El papel de Diana en 1987 era cualquier cosa menos cómodo. Ya había cumplido con sus obligaciones con la Corona con el nacimiento del «heredero y el recambio», heir & spare, Guillermo y Harry. El nacimiento del príncipe pelirrojo en 1984 había supuesto el fin de su matrimonio. Carlos de Inglaterra había perdido el interés en ella, mientras los medios intensificaban aún más la atención sobre ella. Dividida entre la Diana tímida que había sido hasta entonces, el desprecio de la maquinaria de Buckingham, y un marido que sólo mantenía las formas en público, a Lady Di sólo le quedaba una alternativa: convertirse en lo que el mundo ya le había otorgado; pasar de princesa de Gales a princesa global. Y el Festival de Cannes, en su edición número 40, se lo puso en bandeja.
Fuera consciente o no, Diana ya se había convertido en un icono de estilo. El patito Diana Spencer, sin mucha ayuda más que su propio criterio, había evolucionado poco a poco en un referente planetario. Todo el mundo admiraba sus looks, todo lo que llevaba se convertía automáticamente en tendencia, y había salido de su prisión entre la prensa y palacio forjando una mujer espectacular. Cannes fue el salto definitivo. Y Diana tenía una precursora: Grace Kelly, que en 1955 había hecho dueña de la fiesta de recepción del Festival con un vestido de encaje y un collar de perlas, fusionando Hollywood y realeza con su porte y su naturalidad, llegando donde ni las princesas Disney soñaban.
Así que Lady Di decidió dar el salto a princesa de cuento –total, su vida ya era una triste ficción– con la ayuda de la diseñadora francesa afincada en Reino Unido Catherine Walker. Diana tuvo la inteligencia de convertir a Walker en su diseñadora predilecta, algo que le permitía mostrar apoyo a la industria británica –una lección que las duquesas Kate Middleton y Meghan Markle entendieron a la perfección– y, sobre todo, recurrir a una aliada. Walker, que fue durante décadas la favorita de Diana, nunca filtró nada sobre su vida, y siempre la ayudó a acertar con looks que no necesitaban ser llamativos para mostrar ese aura regia. La relación entre ambas llegaría hasta el final: el vestido negro del funeral de Diana, diez años después, sería un diseño de Catherine Walker.
Pero en 1987 todavía había espacio para proyectar felicidad, y Diana apareció radiante con un vestido drapeado en chifón azul cielo con foulard a juego para la alfombra roja.
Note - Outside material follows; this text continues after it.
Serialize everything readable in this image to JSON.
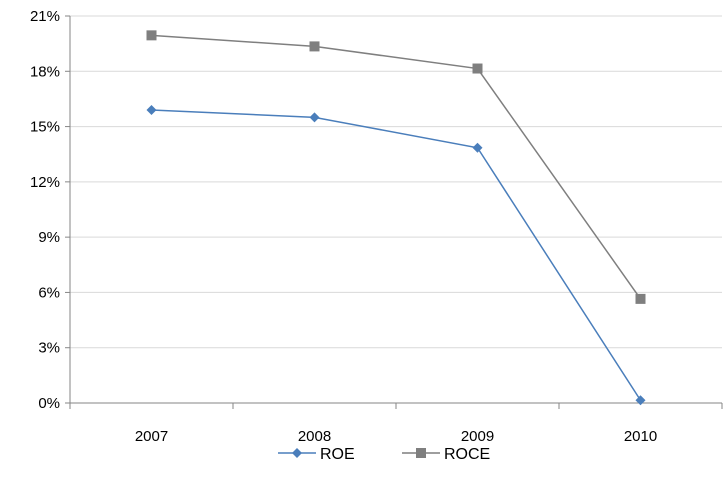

En aquel momento, Lady Di se convirtió en la royal universal, la princesa del pueblo –con permiso de Grace de Mónaco, fallecida cinco años antes–, la mujer que todo el mundo soñaba con ser o tener en su vida. Ese vestido fue el primero de los triunfos que se pudo apuntar Diana: si no conseguía el cariño de la Corona, tendría el cariño de la gente. Y marcó el salto definitivo de Shy Di –la «Tímida Diana»– a Lady Di, la mujer más admirada.